If you have been out to eat at least once in the last few years, you have likely seen Brown Butter something on the menu.  Savoury and sweet chefs' love this ingredient for the nutty, complex flavour it adds to their dishes.  There is good reason for chefs' obsession with Brown Butter…it is delicious!!

Beurre Noisette (that is just the fancy French work for Brown Butter) is simply unsalted butter that is cooked to the point that the milk solids in the butter begin to cook and caramelize giving your butter a nutty flavour.  In fact Beurre Noisette translates to nut (hazelnut) butter.  In traditional French cooking, Beurre Noisette is flavoured with vinegar or lemon juice and herbs and served over fish or veggies.  Some classic French pastries, like Financiers, can only be made with Brown Butter.  

Brown Butter is simple to make.  Simply melt butter in a saucepan over low to medium-low heat (if you have never done this before, start with low heat and be patient).  Once the butter gets hot enough, it will start to bubble, sputter and crackle.  Pastry Chef Joanne Chang, who is the brilliant mind behind the recipe in this blog, says it sounds like, “an audience of people politely clapping their hands in anticipation of these treats!”  You will start to see the milk solids turning brown on the bottom of the pan. At this point, stay close to your pan and keep the mixture slowly moving by mixing with a rubber spatula to keep the butter from burning.  Once the bubbling and foam subside the butter will be browned.  This usually takes about 5 minutes, but pay attention because it might be 2 minutes and you want brown butter, not black butter!!

Note:  In the pictures I have used a dark pan, because I like to use my non-stick aluminum pot to make the Crispy Rice Squares since they are so darn sticky!  However, typically when I make Brown Butter I want to use a light coloured pan so that I can better see the colour of the browning milk solids.  This is the best way to not overcook (i.e. burn) the brown butter.

I think the best way to convince you of the greatness of Brown Butter is to take a simple recipe and replace the regular butter with Brown Butter just so you can experience how it can elevate a humble recipe.  So I present to you Brown Butter Crispy Rice Squares…. the best darn Rice Krispies treats you will ever taste.  You will be serving up Beurre Noisette Riz Croustillant to dinner guests!  French makes it sound fancy; the Brown Butter and vanilla in this recipe make it taste fancy!
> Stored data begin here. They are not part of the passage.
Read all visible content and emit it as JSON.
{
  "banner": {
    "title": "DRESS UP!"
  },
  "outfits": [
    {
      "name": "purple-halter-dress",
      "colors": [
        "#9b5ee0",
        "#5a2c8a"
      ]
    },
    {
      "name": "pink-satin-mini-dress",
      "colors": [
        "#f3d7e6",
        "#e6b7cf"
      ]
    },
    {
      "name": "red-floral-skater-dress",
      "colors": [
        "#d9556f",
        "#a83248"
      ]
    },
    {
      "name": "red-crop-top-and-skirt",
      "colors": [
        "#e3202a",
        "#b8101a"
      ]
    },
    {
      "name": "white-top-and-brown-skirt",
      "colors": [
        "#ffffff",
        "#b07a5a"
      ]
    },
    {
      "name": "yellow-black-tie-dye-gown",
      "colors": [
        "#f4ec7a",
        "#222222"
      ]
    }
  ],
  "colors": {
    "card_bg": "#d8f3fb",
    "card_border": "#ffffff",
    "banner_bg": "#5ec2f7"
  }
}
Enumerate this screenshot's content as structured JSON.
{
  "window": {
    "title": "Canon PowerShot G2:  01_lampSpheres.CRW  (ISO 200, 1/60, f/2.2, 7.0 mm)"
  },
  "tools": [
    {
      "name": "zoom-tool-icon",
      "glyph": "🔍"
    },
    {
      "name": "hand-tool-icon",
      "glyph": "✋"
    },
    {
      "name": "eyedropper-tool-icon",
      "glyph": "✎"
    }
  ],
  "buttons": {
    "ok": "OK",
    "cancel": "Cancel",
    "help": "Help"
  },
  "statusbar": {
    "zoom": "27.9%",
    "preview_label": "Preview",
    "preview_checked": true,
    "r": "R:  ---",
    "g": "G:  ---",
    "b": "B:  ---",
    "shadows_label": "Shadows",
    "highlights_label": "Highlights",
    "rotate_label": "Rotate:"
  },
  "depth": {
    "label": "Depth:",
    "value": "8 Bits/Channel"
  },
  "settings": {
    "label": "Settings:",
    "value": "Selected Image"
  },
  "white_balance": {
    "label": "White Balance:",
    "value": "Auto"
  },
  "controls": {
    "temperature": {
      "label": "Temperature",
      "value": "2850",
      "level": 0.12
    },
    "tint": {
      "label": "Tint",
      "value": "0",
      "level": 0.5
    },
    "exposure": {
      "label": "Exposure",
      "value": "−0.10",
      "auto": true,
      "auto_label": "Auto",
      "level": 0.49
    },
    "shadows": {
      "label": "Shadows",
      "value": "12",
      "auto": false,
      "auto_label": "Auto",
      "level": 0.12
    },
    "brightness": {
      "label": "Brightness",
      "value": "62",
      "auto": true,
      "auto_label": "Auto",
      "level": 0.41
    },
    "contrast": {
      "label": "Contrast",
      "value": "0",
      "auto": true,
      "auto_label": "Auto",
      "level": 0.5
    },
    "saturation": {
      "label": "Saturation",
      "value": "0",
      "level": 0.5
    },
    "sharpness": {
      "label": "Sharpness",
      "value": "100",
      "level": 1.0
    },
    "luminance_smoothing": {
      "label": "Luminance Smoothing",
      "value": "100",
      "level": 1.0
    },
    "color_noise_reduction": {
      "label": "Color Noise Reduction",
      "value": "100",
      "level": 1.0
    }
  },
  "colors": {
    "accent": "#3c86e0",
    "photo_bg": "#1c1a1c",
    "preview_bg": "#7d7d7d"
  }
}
Brown Butter Crispy Rice Treats

serves 12

228 g (1 cup)  unsalted butter

½ vanilla bean (or 5m/1tsp vanilla extract)

560g (55)  plain, large marshmallows

2.5 ml (½ tsp)  kosher salt

240 g (9 cups)  crispy rice cereal


Have you ever made crispy rice treats that were rock hard when they set (I have!)?  The most likely explanation is that the marshmallows were cooked to too high a temperature.  Usually this happens when your marshmallows are not fresh, so pick some fresh bags to make these treats!

Line a 9x13-inch baking pan with parchment paper leaving some to hang over the sides of the pan.  This will make it easy to remove the square for cutting.  You can also butter the pan or spray it with non-stick spray.

Add the butter to a large saucepan set over low heat. When the butter is mostly melted, scrape the seeds from the vanilla bean into the pan. The butter will begin to bubble and foam. Eventually it will start to turn brown and smell nutty, be patient and watch carefully, it can quickly go from brown to burned. 

Once the butter is browned, add all of the marshmallows and the salt. Do this immediately to prevent the brown butter from burning.  Stir the mixture constantly until the marshmallows are completely melted. Turn off the heat under the pan and add the cereal. Use a rubber spatula to coat the cereal evenly with the buttery, marshmallow liquid. Spread the mixture in an even layer in the prepared baking pan. Let cool for at least an hour before cutting and serving. You can store the squares in an airtight container at room temperature for 2 days.